No matter what Jesus faced, He lived by what He knew about Himself, not by what others thought or said about Him. As the Son of God, Jesus subjected Himself to the Father in all things. That’s why He was always seeking His Father’s will and consulting with Him about His mission on earth instead of listening to the expert advice of those around Him. He said: “I do nothing of Myself; but as My Father taught Me, I speak these things. ...For I always do those things that please Him” (John 8:28–29).
The Jews were constantly after Jesus to figure out whether He was their awaited Messiah. They tested Him with questions, looked for signs, and compared Him and His ministry with their expectations.
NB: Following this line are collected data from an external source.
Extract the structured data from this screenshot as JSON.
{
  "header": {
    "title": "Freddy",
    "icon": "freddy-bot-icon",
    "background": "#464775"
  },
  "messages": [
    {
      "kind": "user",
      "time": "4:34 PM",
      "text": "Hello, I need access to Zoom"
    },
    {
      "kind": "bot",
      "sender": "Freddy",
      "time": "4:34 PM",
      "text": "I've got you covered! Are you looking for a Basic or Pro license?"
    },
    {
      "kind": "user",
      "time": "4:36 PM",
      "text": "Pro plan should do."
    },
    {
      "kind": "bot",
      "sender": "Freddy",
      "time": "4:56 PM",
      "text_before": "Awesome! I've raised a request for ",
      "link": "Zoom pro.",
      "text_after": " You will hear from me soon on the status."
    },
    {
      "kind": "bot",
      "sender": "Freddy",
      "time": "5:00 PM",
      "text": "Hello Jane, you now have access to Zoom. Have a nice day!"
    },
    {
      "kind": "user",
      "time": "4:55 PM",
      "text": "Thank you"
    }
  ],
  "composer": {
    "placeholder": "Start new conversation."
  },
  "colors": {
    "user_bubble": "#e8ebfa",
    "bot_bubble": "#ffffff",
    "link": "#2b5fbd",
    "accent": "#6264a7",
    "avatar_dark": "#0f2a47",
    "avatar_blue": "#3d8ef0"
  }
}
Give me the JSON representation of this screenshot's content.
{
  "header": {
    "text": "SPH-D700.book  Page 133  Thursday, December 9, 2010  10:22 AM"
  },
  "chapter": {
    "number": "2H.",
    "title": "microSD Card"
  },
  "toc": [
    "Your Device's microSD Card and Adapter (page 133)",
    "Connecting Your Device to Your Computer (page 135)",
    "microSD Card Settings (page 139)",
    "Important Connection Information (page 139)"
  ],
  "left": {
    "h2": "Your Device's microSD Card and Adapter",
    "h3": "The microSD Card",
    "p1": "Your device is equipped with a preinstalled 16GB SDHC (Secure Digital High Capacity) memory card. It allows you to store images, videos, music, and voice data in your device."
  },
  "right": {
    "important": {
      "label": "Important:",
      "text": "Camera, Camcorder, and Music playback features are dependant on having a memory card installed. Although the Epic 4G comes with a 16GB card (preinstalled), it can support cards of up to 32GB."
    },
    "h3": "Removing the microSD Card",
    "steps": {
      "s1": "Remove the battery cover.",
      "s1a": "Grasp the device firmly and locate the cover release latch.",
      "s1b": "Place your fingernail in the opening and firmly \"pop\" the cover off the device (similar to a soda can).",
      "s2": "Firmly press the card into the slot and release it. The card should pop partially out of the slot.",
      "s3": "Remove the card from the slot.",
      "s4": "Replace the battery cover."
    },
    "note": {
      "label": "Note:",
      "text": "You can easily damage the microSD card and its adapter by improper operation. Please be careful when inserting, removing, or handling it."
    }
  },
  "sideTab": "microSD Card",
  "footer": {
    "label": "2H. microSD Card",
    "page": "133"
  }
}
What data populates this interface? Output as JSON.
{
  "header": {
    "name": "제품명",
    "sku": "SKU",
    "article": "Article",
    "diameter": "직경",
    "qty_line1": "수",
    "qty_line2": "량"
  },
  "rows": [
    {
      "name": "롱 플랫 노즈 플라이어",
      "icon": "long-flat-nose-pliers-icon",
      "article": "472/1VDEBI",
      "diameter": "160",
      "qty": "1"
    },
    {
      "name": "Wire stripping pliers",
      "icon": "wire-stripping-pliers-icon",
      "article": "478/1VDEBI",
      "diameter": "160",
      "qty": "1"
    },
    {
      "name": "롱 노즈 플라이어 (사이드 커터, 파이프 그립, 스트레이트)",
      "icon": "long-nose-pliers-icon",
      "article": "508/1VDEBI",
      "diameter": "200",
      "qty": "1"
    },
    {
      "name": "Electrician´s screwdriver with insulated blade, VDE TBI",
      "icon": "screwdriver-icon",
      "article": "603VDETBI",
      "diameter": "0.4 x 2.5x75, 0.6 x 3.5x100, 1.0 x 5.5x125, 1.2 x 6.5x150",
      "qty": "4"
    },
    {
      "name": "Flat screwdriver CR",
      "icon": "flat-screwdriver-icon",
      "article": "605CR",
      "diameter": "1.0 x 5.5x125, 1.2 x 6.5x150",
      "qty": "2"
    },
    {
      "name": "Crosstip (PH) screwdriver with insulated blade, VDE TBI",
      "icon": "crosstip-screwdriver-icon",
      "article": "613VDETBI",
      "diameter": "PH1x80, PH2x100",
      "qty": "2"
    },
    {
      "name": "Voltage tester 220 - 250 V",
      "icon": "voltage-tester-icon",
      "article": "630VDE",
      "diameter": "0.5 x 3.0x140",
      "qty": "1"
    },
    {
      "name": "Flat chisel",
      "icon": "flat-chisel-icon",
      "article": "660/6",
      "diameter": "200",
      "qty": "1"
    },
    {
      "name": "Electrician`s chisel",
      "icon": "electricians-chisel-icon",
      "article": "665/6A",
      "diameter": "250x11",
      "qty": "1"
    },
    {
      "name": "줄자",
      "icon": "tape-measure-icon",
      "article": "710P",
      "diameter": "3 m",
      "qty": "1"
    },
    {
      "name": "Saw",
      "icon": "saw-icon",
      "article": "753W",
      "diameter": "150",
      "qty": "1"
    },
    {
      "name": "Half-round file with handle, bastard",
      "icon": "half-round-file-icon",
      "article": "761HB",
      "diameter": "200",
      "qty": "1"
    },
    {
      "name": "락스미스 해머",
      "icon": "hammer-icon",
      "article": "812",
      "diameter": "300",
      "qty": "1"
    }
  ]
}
Jesus found His identity in Scripture and always directed these people to the Scriptures and the prophecies that spoke of Him. He first established His identity in His hometown of Nazareth when He preached in the synagogue there. He read the passage in Isaiah that described the Messiah’s ministry:
“The Spirit of the Lord is upon Me, because He has anointed Me to preach the gospel to the poor; He has sent Me to heal the brokenhearted, to proclaim liberty to the captives and recovery of sight to the blind, to set at liberty those who are oppressed; to proclaim the acceptable year of the Lord” (Luke 4:18–19).
Then He said to His audience, “Today this Scripture is fulfilled in your hearing” (Luke 4:21).
As we, too, believe and understand our position in Christ, it will revolutionize our thinking, our walk with God and our service to Him. Like Him, we must go to the Word of God and find our identity in what it says about us. And when we face our battles, the knowledge of who we are will fill us with tremendous strength and the assurance that as sons and daughters of the Living God, we indeed will be more than overcomers.
Take courage: Stand in the truth of who you are.